Members of the multi-agency Sexual Assault Felony Enforcement, or SAFE, task force went door to door in the neighborhood on Wednesday to distribute notifications.

The San Diego County Sheriff’s Department warned that the notifications are intended to inform the public, enabling them to protect themselves and their children, but should not incite people to threaten or harass Stafford.

Sexually violent predators make up less than 1% of California’s registered sex offender population.
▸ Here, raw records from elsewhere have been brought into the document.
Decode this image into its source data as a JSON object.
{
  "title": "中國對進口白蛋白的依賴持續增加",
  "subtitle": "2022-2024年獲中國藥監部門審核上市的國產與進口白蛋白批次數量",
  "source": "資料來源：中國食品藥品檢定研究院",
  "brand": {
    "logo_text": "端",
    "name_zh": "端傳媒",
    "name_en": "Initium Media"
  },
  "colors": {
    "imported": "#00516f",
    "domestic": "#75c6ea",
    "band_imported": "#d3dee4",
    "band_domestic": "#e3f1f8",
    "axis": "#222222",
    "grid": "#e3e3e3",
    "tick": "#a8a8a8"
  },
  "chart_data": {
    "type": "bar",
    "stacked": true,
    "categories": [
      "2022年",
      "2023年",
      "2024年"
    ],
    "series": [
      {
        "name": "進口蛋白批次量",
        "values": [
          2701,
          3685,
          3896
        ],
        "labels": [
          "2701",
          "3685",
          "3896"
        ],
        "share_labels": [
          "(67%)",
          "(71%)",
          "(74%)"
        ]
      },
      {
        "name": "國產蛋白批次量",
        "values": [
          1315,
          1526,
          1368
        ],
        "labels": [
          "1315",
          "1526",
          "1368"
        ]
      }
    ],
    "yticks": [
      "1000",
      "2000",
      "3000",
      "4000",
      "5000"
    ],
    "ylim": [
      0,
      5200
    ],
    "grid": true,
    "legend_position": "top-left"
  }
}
To qualify as a predator, an offender must have been convicted of a sex crime against at least one victim and be diagnosed with a mental disorder that makes them likely to re-offend.

The predator designation comes after a person served a prison sentence and was subsequently committed to a public mental hospital following civil proceedings.

Most offenders who meet the criteria — including Stafford — are confined to Coalinga State Hospital in Fresno County, where they can participate in a program that aims to teach them how to curb their criminal impulses. If they pass the program, they could be released to continue treatment outside the hospital.

According to the district attorney’s office, Stafford was convicted of multiple sex crimes that occurred between 1968 and 1990 in San Diego County, including rape and unlawful intercourse with a girl under 18.

A judge sentenced Stafford in 1990 to state prison. Prior to his release in 2001, the district attorney’s office filed a motion to commit him as a violent sexual predator. A judge found Stafford met the criteria and committed him to the Department of State Hospitals, officials said.

In 2019, Stafford asked the court to release him from hospital under the parole program after experts determined he was safe to return to the community. Judge David Gill granted Stafford’s request in May 2021, allowing him to be released to live under supervision at a location selected by Liberty Healthcare, which runs the scheme.

In October of this year, Gill approved the proposed location after visiting the site on the old Route 80. Dozens of residents appeared at a hearing a month earlier to oppose the proposal, citing security concerns.

Residents and county leaders have long complained that the state too often places sexually violent predators in East County communities.

At least four sexually violent predators now live under surveillance in Jacumba Hot Springs: Joseph Bocklet, Thomas Cornwell, Michael Poulson and Herman Smith.